Needless to say, I feel soooo tired and Arthur couldn't remember much about it!
10 comments:
Lol Leeta you are so funny !!!!
ive been trying to write on your blogs but it wont let me or they just disappear,, i thought you had given up!!!!! do you want a gun for your husb??? :)
love anne xxx
Hi there! So glad you made it Anne.
He's a dear really, but does drive me to distraction occasionally!
Hope your new baby has started to put on weight. Does she rush around like a mad thing. Kittens who do, don't get very fat!
Wah ha ha ha! Typical man! ha ha ha! How on earth did you change you PC clock? ha ha ha!
Hahahaha!! I can't help laughing, but I know you must have felt absolutely drained this evening! Why do we always have one of those nights, just when we have to get up extra early? I bet you will sleep like a log tonight, and won't poke your nose out of the duvet in the morning until about ten:0)
We have one of those nights precisely because we have to get up early! Ha ha ha!

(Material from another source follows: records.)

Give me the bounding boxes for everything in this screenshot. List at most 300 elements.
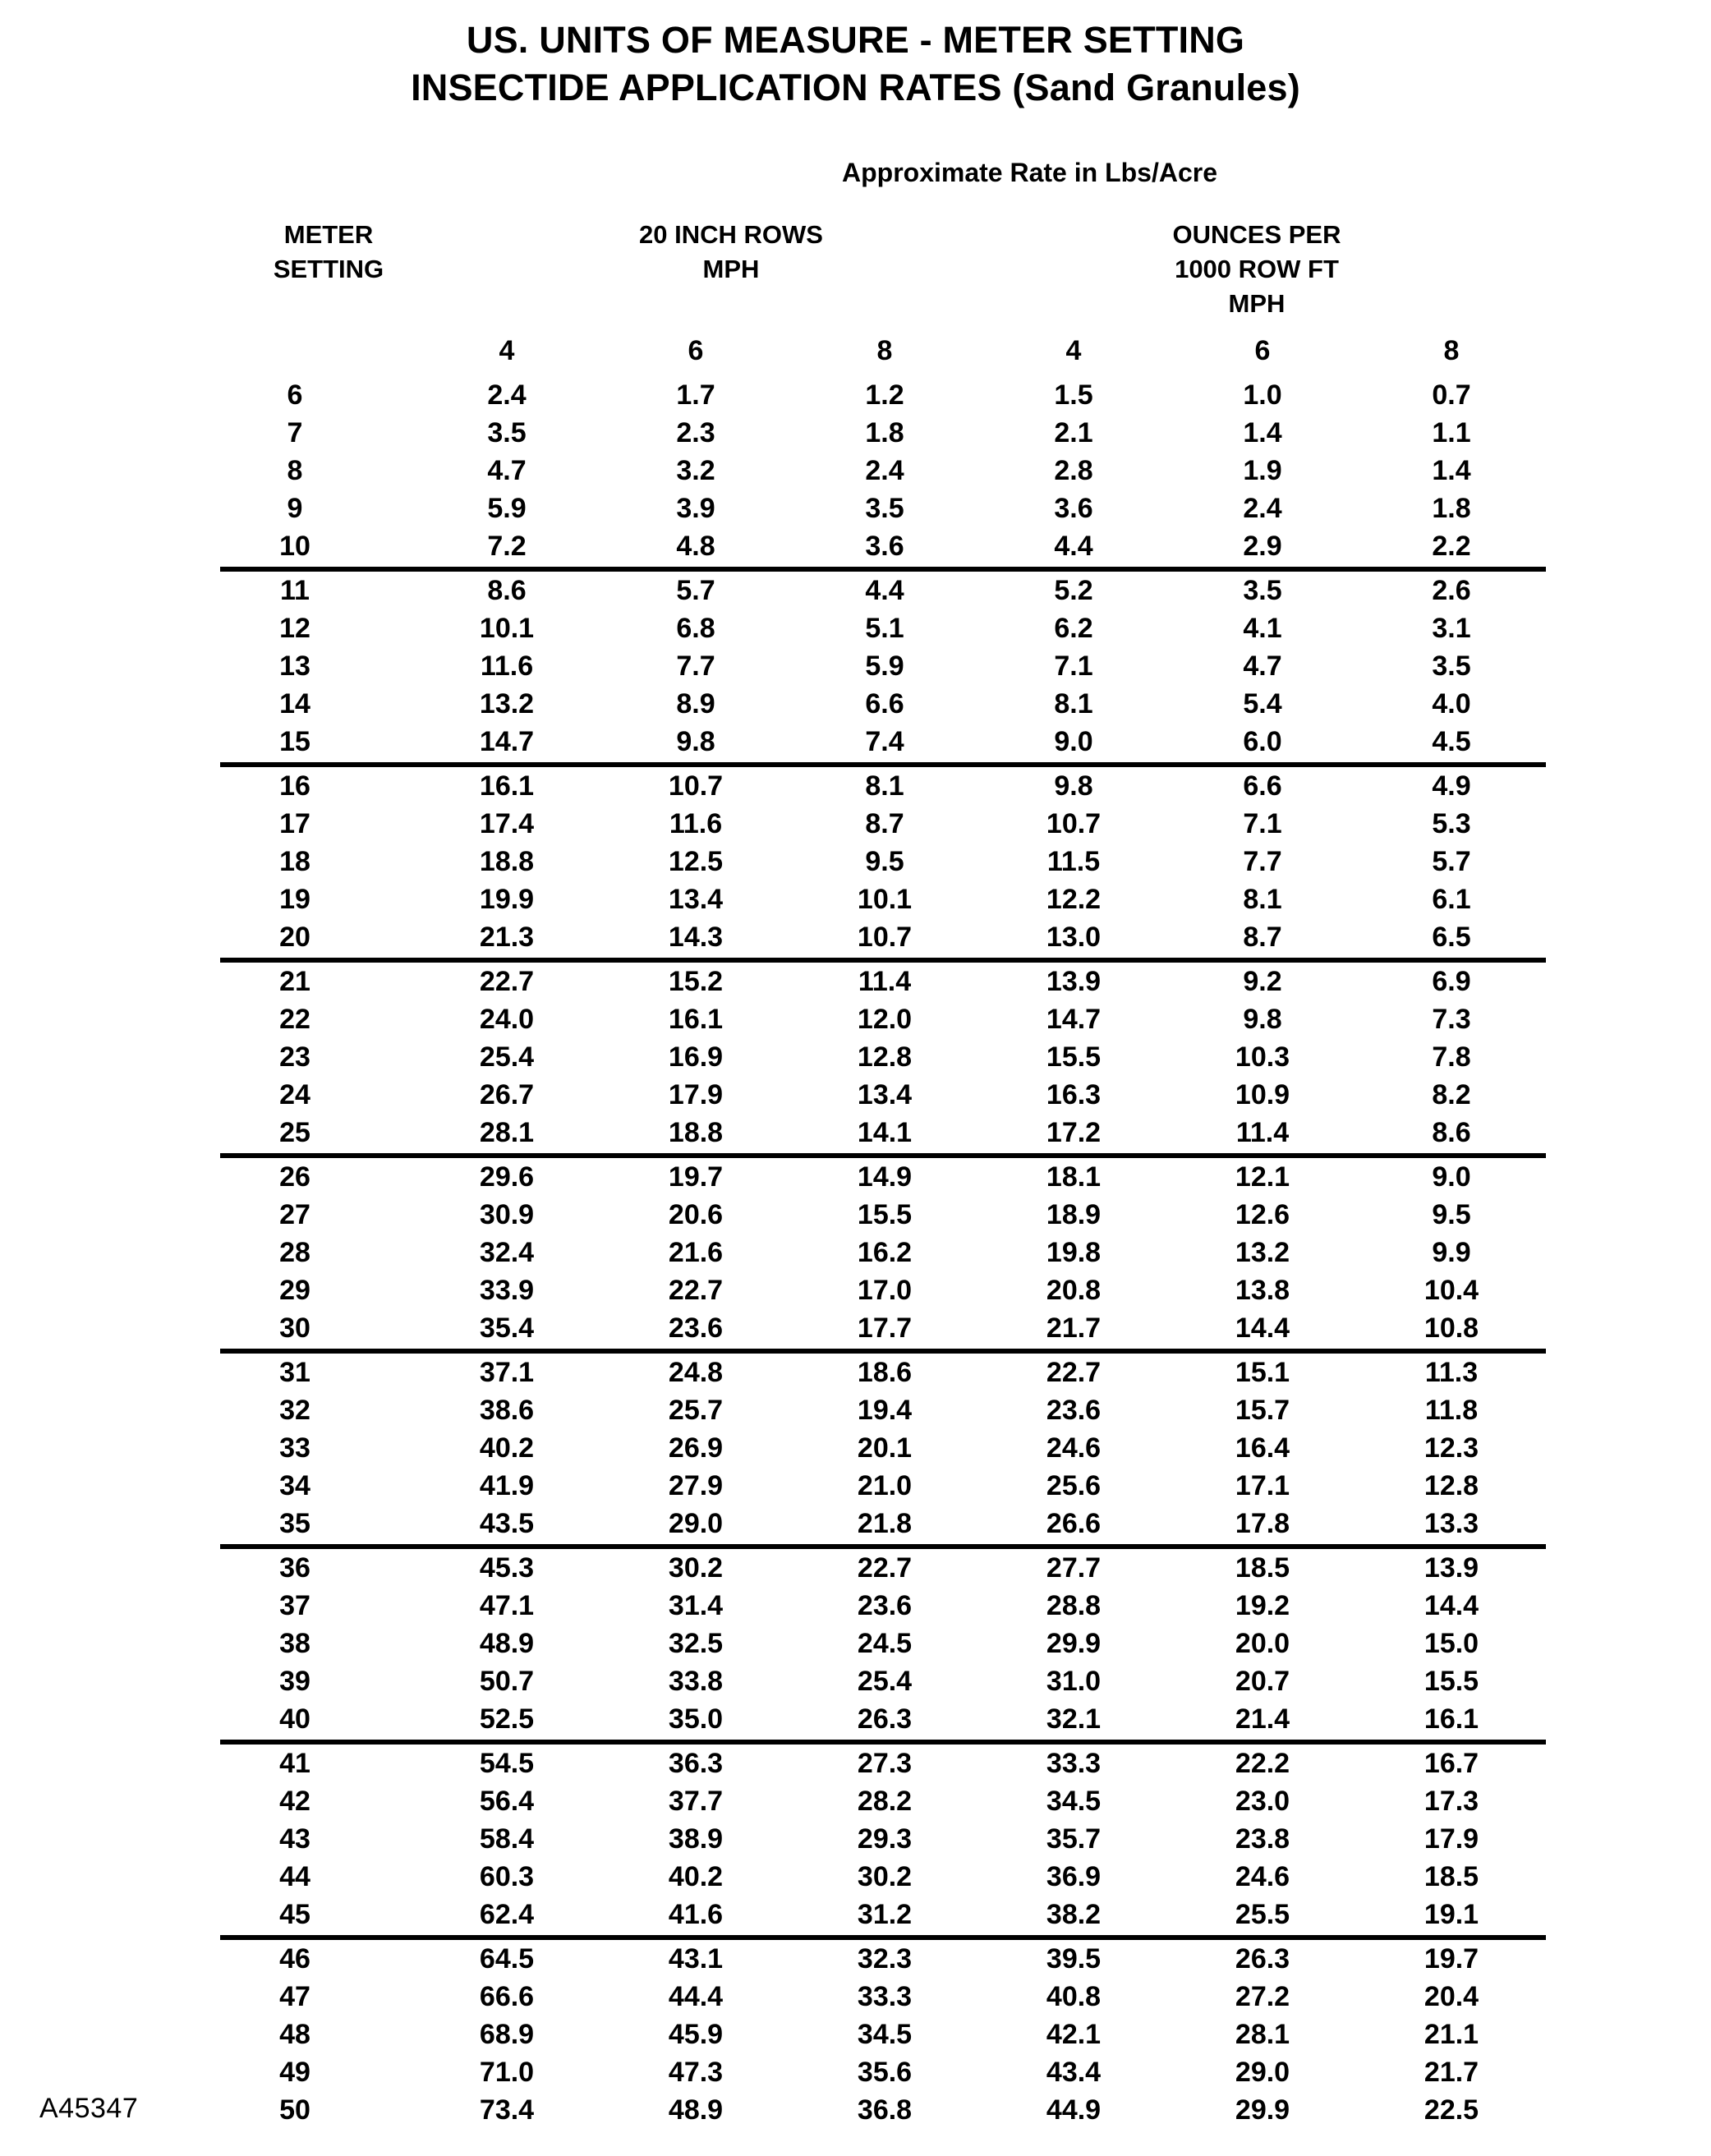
- rate-cell: 7.8: [1432, 1041, 1471, 1073]
- rate-cell: 17.9: [1424, 1823, 1479, 1855]
- rate-cell: 60.3: [479, 1861, 535, 1892]
- table-row: [220, 1938, 1546, 1978]
- rate-cell: 33.8: [668, 1666, 724, 1697]
- meter-setting-cell: 8: [287, 455, 303, 486]
- rate-cell: 40.8: [1046, 1981, 1102, 2012]
- rate-cell: 5.2: [1054, 575, 1093, 606]
- rate-cell: 28.1: [412, 1114, 601, 1156]
- rate-cell: 14.7: [412, 723, 601, 765]
- rate-cell: 48.9: [479, 1628, 535, 1659]
- rate-cell: 5.3: [1432, 808, 1471, 839]
- meter-setting-cell: 44: [279, 1861, 310, 1892]
- rate-cell: 3.6: [1054, 493, 1093, 524]
- rate-cell: 2.8: [1054, 455, 1093, 486]
- meter-setting-cell: 24: [279, 1079, 310, 1110]
- meter-setting-cell: 19: [279, 884, 310, 915]
- rate-cell: 20.7: [1235, 1666, 1290, 1697]
- meter-setting-cell: 34: [279, 1470, 310, 1501]
- rate-cell: 35.6: [857, 2057, 913, 2088]
- meter-setting-cell: 10: [220, 527, 412, 569]
- table-row: [220, 376, 1546, 414]
- rate-cell: 16.3: [1046, 1079, 1102, 1110]
- rate-cell: 38.9: [668, 1823, 724, 1855]
- rate-cell: 21.1: [1424, 2019, 1479, 2050]
- meter-setting-cell: 13: [279, 650, 310, 682]
- rate-cell: 32.1: [979, 1700, 1168, 1742]
- table-row: [220, 1662, 1546, 1700]
- rate-cell: 38.2: [979, 1896, 1168, 1938]
- rate-cell: 4.1: [1243, 613, 1282, 644]
- rate-cell: 22.5: [1424, 2094, 1479, 2126]
- rate-cell: 16.1: [1357, 1700, 1546, 1742]
- rate-cell: 29.3: [857, 1823, 913, 1855]
- rate-cell: 12.3: [1424, 1432, 1479, 1464]
- rate-cell: 20.0: [1235, 1628, 1290, 1659]
- rate-cell: 7.4: [790, 723, 979, 765]
- rate-cell: 26.3: [790, 1700, 979, 1742]
- rate-cell: 12.6: [1235, 1199, 1290, 1230]
- rate-cell: 9.0: [1432, 1161, 1471, 1193]
- rate-cell: 2.2: [1357, 527, 1546, 569]
- rate-cell: 19.7: [1424, 1943, 1479, 1974]
- rate-cell: 6.8: [676, 613, 715, 644]
- table-row: [220, 918, 1546, 960]
- rate-cell: 43.4: [1046, 2057, 1102, 2088]
- header-group-right-line-2: 1000 ROW FT: [1175, 255, 1339, 283]
- rate-cell: 18.1: [1046, 1161, 1102, 1193]
- rate-cell: 19.1: [1357, 1896, 1546, 1938]
- rate-cell: 16.1: [479, 770, 535, 802]
- meter-setting-cell: 22: [279, 1004, 310, 1035]
- meter-setting-cell: 21: [279, 966, 310, 997]
- rate-cell: 73.4: [479, 2094, 535, 2126]
- rate-cell: 18.6: [857, 1357, 913, 1388]
- rate-cell: 9.9: [1432, 1237, 1471, 1268]
- rate-cell: 10.1: [857, 884, 913, 915]
- rate-cell: 22.7: [1046, 1357, 1102, 1388]
- rate-cell: 29.0: [601, 1505, 790, 1547]
- rate-cell: 18.8: [601, 1114, 790, 1156]
- rate-cell: 6.0: [1168, 723, 1357, 765]
- rate-cell: 27.9: [668, 1470, 724, 1501]
- rate-cell: 36.9: [1046, 1861, 1102, 1892]
- rate-cell: 11.3: [1424, 1357, 1479, 1388]
- table-row: [220, 1700, 1546, 1742]
- rate-cell: 23.6: [601, 1309, 790, 1351]
- rate-cell: 17.3: [1424, 1786, 1479, 1817]
- rate-cell: 1.0: [1243, 379, 1282, 411]
- rate-cell: 16.7: [1424, 1748, 1479, 1779]
- rate-cell: 31.0: [1046, 1666, 1102, 1697]
- rate-cell: 29.6: [479, 1161, 535, 1193]
- rate-cell: 23.6: [1046, 1395, 1102, 1426]
- rate-cell: 2.1: [1054, 417, 1093, 448]
- table-row: [220, 569, 1546, 609]
- rate-cell: 45.9: [668, 2019, 724, 2050]
- rate-cell: 30.2: [668, 1552, 724, 1584]
- rate-cell: 43.5: [412, 1505, 601, 1547]
- rate-cell: 8.6: [487, 575, 527, 606]
- table-row: [220, 685, 1546, 723]
- rate-cell: 58.4: [479, 1823, 535, 1855]
- meter-setting-cell: 40: [220, 1700, 412, 1742]
- header-group-left-line-2: MPH: [702, 255, 760, 283]
- table-row: [220, 1978, 1546, 2016]
- column-header-speed-3: 4: [1065, 335, 1082, 366]
- rate-cell: 32.5: [668, 1628, 724, 1659]
- rate-cell: 34.5: [1046, 1786, 1102, 1817]
- header-group-right-line-3: MPH: [1228, 289, 1286, 318]
- rate-cell: 25.6: [1046, 1470, 1102, 1501]
- rate-cell: 42.1: [1046, 2019, 1102, 2050]
- rate-cell: 17.8: [1168, 1505, 1357, 1547]
- rate-cell: 16.9: [668, 1041, 724, 1073]
- rate-cell: 18.8: [479, 846, 535, 877]
- rate-cell: 10.7: [668, 770, 724, 802]
- meter-setting-cell: 43: [279, 1823, 310, 1855]
- meter-setting-cell: 16: [279, 770, 310, 802]
- rate-cell: 30.9: [479, 1199, 535, 1230]
- table-row: [220, 1391, 1546, 1429]
- rate-cell: 1.4: [1243, 417, 1282, 448]
- rate-cell: 3.2: [676, 455, 715, 486]
- table-row: [220, 647, 1546, 685]
- meter-setting-cell: 18: [279, 846, 310, 877]
- table-row: [220, 2091, 1546, 2129]
- table-row: [220, 765, 1546, 805]
- rate-cell: 64.5: [479, 1943, 535, 1974]
- meter-setting-cell: 30: [220, 1309, 412, 1351]
- rate-cell: 3.5: [865, 493, 904, 524]
- rate-cell: 50.7: [479, 1666, 535, 1697]
- rate-cell: 37.7: [668, 1786, 724, 1817]
- rate-cell: 9.8: [1243, 1004, 1282, 1035]
- rate-cell: 10.9: [1235, 1079, 1290, 1110]
- rate-cell: 8.2: [1432, 1079, 1471, 1110]
- rate-cell: 8.9: [676, 688, 715, 719]
- rate-cell: 30.2: [857, 1861, 913, 1892]
- rate-cell: 5.4: [1243, 688, 1282, 719]
- meter-setting-cell: 23: [279, 1041, 310, 1073]
- rate-cell: 13.2: [479, 688, 535, 719]
- rate-cell: 12.0: [857, 1004, 913, 1035]
- rate-cell: 11.6: [480, 650, 534, 682]
- column-header-speed-0: 4: [499, 335, 515, 366]
- rate-cell: 11.6: [669, 808, 723, 839]
- title-line-2: INSECTIDE APPLICATION RATES (Sand Granules): [411, 67, 1300, 108]
- rate-cell: 15.0: [1424, 1628, 1479, 1659]
- rate-cell: 15.5: [1424, 1666, 1479, 1697]
- rate-cell: 1.4: [1432, 455, 1471, 486]
- rate-cell: 15.1: [1235, 1357, 1290, 1388]
- rate-cell: 45.3: [479, 1552, 535, 1584]
- rate-cell: 37.1: [479, 1357, 535, 1388]
- header-meter-line-1: METER: [283, 220, 374, 249]
- rate-cell: 18.5: [1235, 1552, 1290, 1584]
- header-meter-line-2: SETTING: [273, 255, 384, 283]
- table-row: [220, 1820, 1546, 1858]
- meter-setting-cell: 7: [287, 417, 303, 448]
- rate-cell: 19.7: [668, 1161, 724, 1193]
- rate-cell: 14.3: [601, 918, 790, 960]
- rate-cell: 27.2: [1235, 1981, 1290, 2012]
- rate-cell: 22.7: [668, 1275, 724, 1306]
- rate-cell: 20.4: [1424, 1981, 1479, 2012]
- rate-cell: 17.9: [668, 1079, 724, 1110]
- rate-cell: 13.4: [857, 1079, 913, 1110]
- rate-cell: 14.9: [857, 1161, 913, 1193]
- rate-cell: 8.1: [865, 770, 904, 802]
- rate-cell: 24.6: [1046, 1432, 1102, 1464]
- rate-cell: 12.5: [668, 846, 724, 877]
- rate-cell: 8.7: [865, 808, 904, 839]
- rate-cell: 15.7: [1235, 1395, 1290, 1426]
- table-row: [220, 2053, 1546, 2091]
- rate-cell: 3.5: [1432, 650, 1471, 682]
- rate-cell: 2.4: [487, 379, 527, 411]
- rate-cell: 13.2: [1235, 1237, 1290, 1268]
- rate-cell: 33.3: [857, 1981, 913, 2012]
- rate-cell: 35.0: [601, 1700, 790, 1742]
- rate-cell: 2.4: [865, 455, 904, 486]
- rate-cell: 3.9: [676, 493, 715, 524]
- rate-cell: 71.0: [479, 2057, 535, 2088]
- rate-cell: 28.2: [857, 1786, 913, 1817]
- rate-cell: 24.6: [1235, 1861, 1290, 1892]
- rate-cell: 18.9: [1046, 1199, 1102, 1230]
- rate-cell: 23.0: [1235, 1786, 1290, 1817]
- column-header-speed-2: 8: [876, 335, 893, 366]
- rate-cell: 29.9: [1046, 1628, 1102, 1659]
- table-row: [220, 1309, 1546, 1351]
- rate-cell: 25.7: [668, 1395, 724, 1426]
- rate-cell: 29.9: [1235, 2094, 1290, 2126]
- table-row: [220, 1587, 1546, 1625]
- rate-cell: 22.2: [1235, 1748, 1290, 1779]
- rate-cell: 14.4: [1168, 1309, 1357, 1351]
- rate-cell: 17.0: [857, 1275, 913, 1306]
- column-header-setting: [220, 329, 412, 376]
- table-row: [220, 805, 1546, 843]
- rate-cell: 21.7: [979, 1309, 1168, 1351]
- rate-cell: 11.4: [858, 966, 912, 997]
- rate-cell: 4.4: [979, 527, 1168, 569]
- rate-cell: 44.4: [668, 1981, 724, 2012]
- rate-cell: 8.1: [1054, 688, 1093, 719]
- meter-setting-cell: 50: [279, 2094, 310, 2126]
- rate-cell: 36.8: [857, 2094, 913, 2126]
- rate-cell: 16.4: [1235, 1432, 1290, 1464]
- rate-cell: 66.6: [479, 1981, 535, 2012]
- meter-setting-cell: 12: [279, 613, 310, 644]
- meter-setting-cell: 26: [279, 1161, 310, 1193]
- rate-cell: 20.8: [1046, 1275, 1102, 1306]
- rate-cell: 10.7: [790, 918, 979, 960]
- rate-cell: 0.7: [1432, 379, 1471, 411]
- meter-setting-cell: 28: [279, 1237, 310, 1268]
- rate-cell: 13.9: [1424, 1552, 1479, 1584]
- rate-cell: 31.4: [668, 1590, 724, 1621]
- rate-cell: 40.2: [668, 1861, 724, 1892]
- table-row: [220, 1076, 1546, 1114]
- table-body: [220, 376, 1546, 2129]
- rate-cell: 20.1: [857, 1432, 913, 1464]
- meter-setting-cell: 47: [279, 1981, 310, 2012]
- rate-cell: 35.4: [412, 1309, 601, 1351]
- rate-cell: 26.6: [979, 1505, 1168, 1547]
- table-row: [220, 414, 1546, 452]
- meter-setting-cell: 15: [220, 723, 412, 765]
- rate-cell: 17.1: [1235, 1470, 1290, 1501]
- table-row: [220, 1429, 1546, 1467]
- rate-cell: 24.8: [668, 1357, 724, 1388]
- rate-cell: 62.4: [412, 1896, 601, 1938]
- table-row: [220, 880, 1546, 918]
- meter-setting-cell: 37: [279, 1590, 310, 1621]
- rate-cell: 1.9: [1243, 455, 1282, 486]
- rate-cell: 43.1: [668, 1943, 724, 1974]
- table-row: [220, 527, 1546, 569]
- rate-cell: 11.5: [1046, 846, 1101, 877]
- rate-cell: 1.7: [676, 379, 715, 411]
- rate-cell: 26.3: [1235, 1943, 1290, 1974]
- table-row: [220, 1114, 1546, 1156]
- rate-cell: 16.2: [857, 1237, 913, 1268]
- rate-cell: 14.7: [1046, 1004, 1102, 1035]
- subtitle: [0, 156, 1711, 189]
- title-line-1: US. UNITS OF MEASURE - METER SETTING: [466, 19, 1245, 61]
- rate-cell: 6.6: [865, 688, 904, 719]
- rate-cell: 47.1: [479, 1590, 535, 1621]
- rate-cell: 36.3: [668, 1748, 724, 1779]
- rate-cell: 44.9: [1046, 2094, 1102, 2126]
- rate-cell: 8.7: [1168, 918, 1357, 960]
- meter-setting-cell: 38: [279, 1628, 310, 1659]
- meter-setting-cell: 31: [279, 1357, 310, 1388]
- table-row: [220, 1896, 1546, 1938]
- rate-cell: 32.4: [479, 1237, 535, 1268]
- rate-cell: 16.1: [668, 1004, 724, 1035]
- rate-cell: 8.6: [1357, 1114, 1546, 1156]
- meter-setting-cell: 6: [287, 379, 303, 411]
- rate-cell: 6.5: [1357, 918, 1546, 960]
- rate-cell: 6.2: [1054, 613, 1093, 644]
- rate-cell: 13.4: [668, 884, 724, 915]
- document-code: A45347: [39, 2093, 139, 2124]
- rate-cell: 3.1: [1432, 613, 1471, 644]
- meter-setting-cell: 39: [279, 1666, 310, 1697]
- table-row: [220, 1858, 1546, 1896]
- rate-cell: 12.8: [1424, 1470, 1479, 1501]
- rate-cell: 25.5: [1168, 1896, 1357, 1938]
- rate-cell: 19.8: [1046, 1237, 1102, 1268]
- rate-cell: 4.8: [601, 527, 790, 569]
- rate-cell: 23.6: [857, 1590, 913, 1621]
- table-row: [220, 843, 1546, 880]
- rate-cell: 21.7: [1424, 2057, 1479, 2088]
- rate-cell: 52.5: [412, 1700, 601, 1742]
- table-row: [220, 1196, 1546, 1234]
- rate-cell: 33.3: [1046, 1748, 1102, 1779]
- rate-cell: 20.6: [668, 1199, 724, 1230]
- rate-cell: 9.2: [1243, 966, 1282, 997]
- table-row: [220, 1351, 1546, 1391]
- rate-cell: 21.3: [412, 918, 601, 960]
- rate-cell: 4.9: [1432, 770, 1471, 802]
- rate-cell: 10.1: [479, 613, 535, 644]
- rate-cell: 15.2: [668, 966, 724, 997]
- header-group-ounces-per-1000-row-ft: [1084, 218, 1429, 321]
- table-row: [220, 1000, 1546, 1038]
- rate-cell: 12.8: [857, 1041, 913, 1073]
- rate-cell: 26.7: [479, 1079, 535, 1110]
- table-row: [220, 1156, 1546, 1196]
- rate-cell: 17.2: [979, 1114, 1168, 1156]
- header-meter-setting: [209, 218, 448, 287]
- meter-setting-cell: 35: [220, 1505, 412, 1547]
- rate-cell: 5.1: [865, 613, 904, 644]
- rate-table-wrapper: [220, 329, 1546, 2129]
- rate-cell: 1.5: [1054, 379, 1093, 411]
- table-row: [220, 960, 1546, 1000]
- rate-cell: 33.9: [479, 1275, 535, 1306]
- rate-cell: 23.8: [1235, 1823, 1290, 1855]
- rate-cell: 13.8: [1235, 1275, 1290, 1306]
- rate-cell: 3.6: [790, 527, 979, 569]
- table-head: [220, 329, 1546, 376]
- rate-cell: 9.5: [1432, 1199, 1471, 1230]
- rate-cell: 27.3: [857, 1748, 913, 1779]
- rate-cell: 2.6: [1432, 575, 1471, 606]
- rate-cell: 2.4: [1243, 493, 1282, 524]
- rate-cell: 5.7: [1432, 846, 1471, 877]
- rate-cell: 19.4: [857, 1395, 913, 1426]
- header-group-20-inch-rows: [559, 218, 904, 287]
- rate-cell: 56.4: [479, 1786, 535, 1817]
- rate-cell: 1.8: [1432, 493, 1471, 524]
- meter-setting-cell: 29: [279, 1275, 310, 1306]
- rate-cell: 10.8: [1357, 1309, 1546, 1351]
- rate-cell: 4.7: [487, 455, 527, 486]
- rate-cell: 21.4: [1168, 1700, 1357, 1742]
- rate-cell: 41.9: [479, 1470, 535, 1501]
- rate-cell: 22.7: [479, 966, 535, 997]
- column-header-speed-5: 8: [1443, 335, 1460, 366]
- rate-cell: 10.4: [1424, 1275, 1479, 1306]
- rate-cell: 34.5: [857, 2019, 913, 2050]
- rate-cell: 9.8: [601, 723, 790, 765]
- meter-setting-cell: 32: [279, 1395, 310, 1426]
- rate-cell: 14.4: [1424, 1590, 1479, 1621]
- rate-cell: 47.3: [668, 2057, 724, 2088]
- rate-cell: 54.5: [479, 1748, 535, 1779]
- rate-cell: 19.2: [1235, 1590, 1290, 1621]
- meter-setting-cell: 41: [279, 1748, 310, 1779]
- rate-cell: 7.7: [676, 650, 715, 682]
- rate-cell: 10.3: [1235, 1041, 1290, 1073]
- meter-setting-cell: 46: [279, 1943, 310, 1974]
- rate-cell: 9.5: [865, 846, 904, 877]
- meter-setting-cell: 17: [279, 808, 310, 839]
- rate-cell: 26.9: [668, 1432, 724, 1464]
- rate-cell: 28.8: [1046, 1590, 1102, 1621]
- rate-cell: 7.1: [1243, 808, 1282, 839]
- rate-cell: 1.8: [865, 417, 904, 448]
- table-row: [220, 723, 1546, 765]
- table-row: [220, 452, 1546, 490]
- rate-cell: 7.2: [412, 527, 601, 569]
- rate-cell: 28.1: [1235, 2019, 1290, 2050]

Oh the joy of going to bed when I want to, but best of all getting up when I want to.
What's the betting Emma will want letting out at 4 am, or Ann will phone me in the middle of the night! I'll let you know. Meanwhile I have just been to the toilet in my new loo. Hee! Hee!
oooh you little show-off! :O)
leeta
re Rosalind yes shes up and down tearing around Desdemona gets mesmerised lol,,,,glad the you were flushed with success re loo,
love anne xxx
What a night you had, don't men always behave like thatBrian once woke me up to tell me to be quiet as he was composing some music. he did not remember anything about it next morning.
Jeanette Spain
Hahah hehehehe, Oh you made me laugh all the way through that blog, it was brilliantly written as usual. How's about changing Arthur for a newer model? nah, keep the man, he has his uses ;O)
Jeanette, Dave once shouted at me to hold the glass still, he got quite narked when I said "don't be silly" it turned out he was replacing someones window and I was his hired help.